30 August 2018

Red (Sky) Means Go on Carbon Regulation

Judging by the sun, I can tell it's time for the regulation of carbon emissions.

Smoke from wildfires turning the morning sun
an eerie red on August 22 in Washington state.
Once a rare sight, sunlight turned hazy red from wildfire smoke has become a consistent feature of Pacific Northwest summers in the last decade. This year, it colored much of August in Washington state, bringing with it hazardous air quality and oppressively low visibility. Suffocating and disorienting, the smoke and the hellish scene it created set off a flight mechanism in the back of my mind. It didn't feel safe, and I wanted to get out of it.
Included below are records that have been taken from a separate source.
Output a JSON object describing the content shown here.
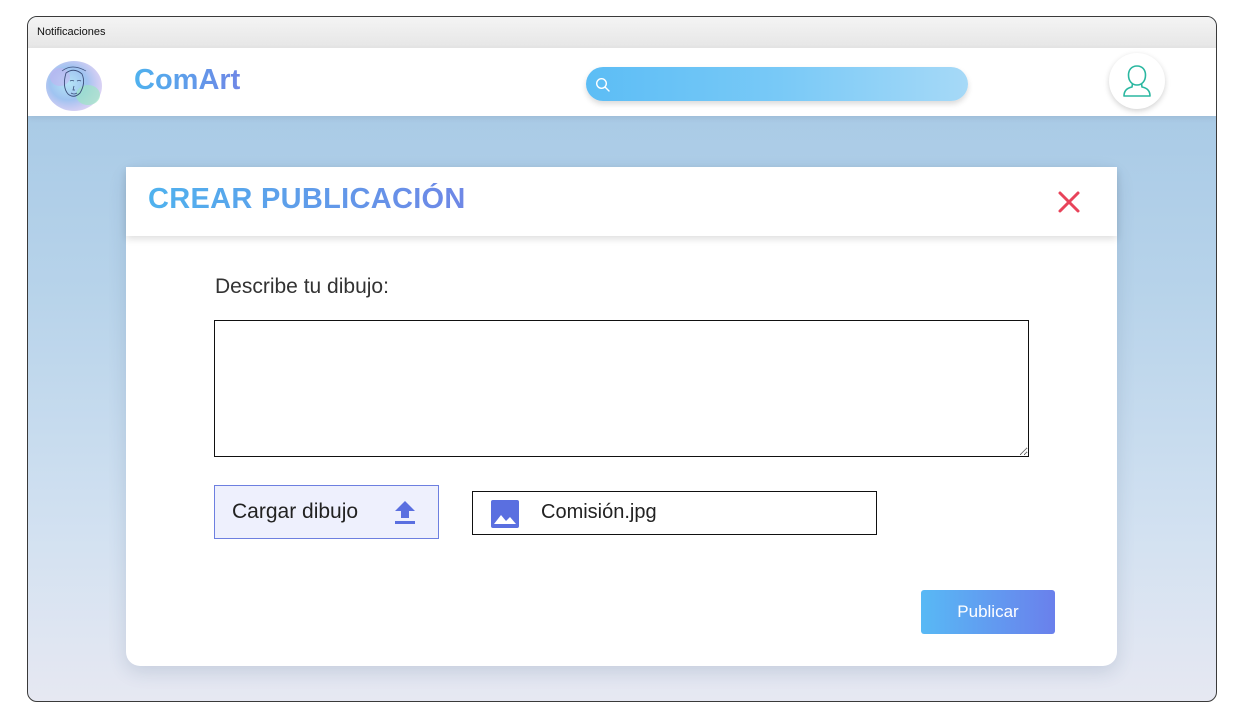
{
  "titlebar": {
    "title": "Notificaciones"
  },
  "header": {
    "brand": "ComArt",
    "search": {
      "placeholder": "",
      "value": ""
    },
    "icons": {
      "search": "search-icon",
      "profile": "user-icon",
      "logo": "watercolor-face-logo"
    }
  },
  "modal": {
    "title": "CREAR PUBLICACIÓN",
    "close_icon": "close-icon",
    "description_label": "Describe tu dibujo:",
    "description_value": "",
    "upload_label": "Cargar dibujo",
    "upload_icon": "upload-icon",
    "file_icon": "image-icon",
    "file_name": "Comisión.jpg",
    "publish_label": "Publicar"
  },
  "colors": {
    "accent": "#4fb2ee",
    "accent_secondary": "#6f87e6",
    "close": "#e8435a",
    "icon_blue": "#5a6fe0",
    "profile_icon": "#2ab7a0"
  }
}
Besides suggesting a need to flee, the flashing red light of smoke-filtered sun carries another message for Washington residents in 2018: Go! And by that, I mean it's a sign to go forward on the regulation of carbon emissions by enacting Initiative 1631.

As I've blogged about before, I-1631 regulates carbon emissions by placing a fee on the big polluters responsible for the majority of those emissions, disincentivizing the use of fossil fuels. It also funds renewable energy and prepares Washington's communities for the effects of global warming, effects like increasingly difficult wildfire seasons and the smoke that accompanies them.

When we're filling out our ballots for this November's election, let's remember the red skies of August and go enact I-1631.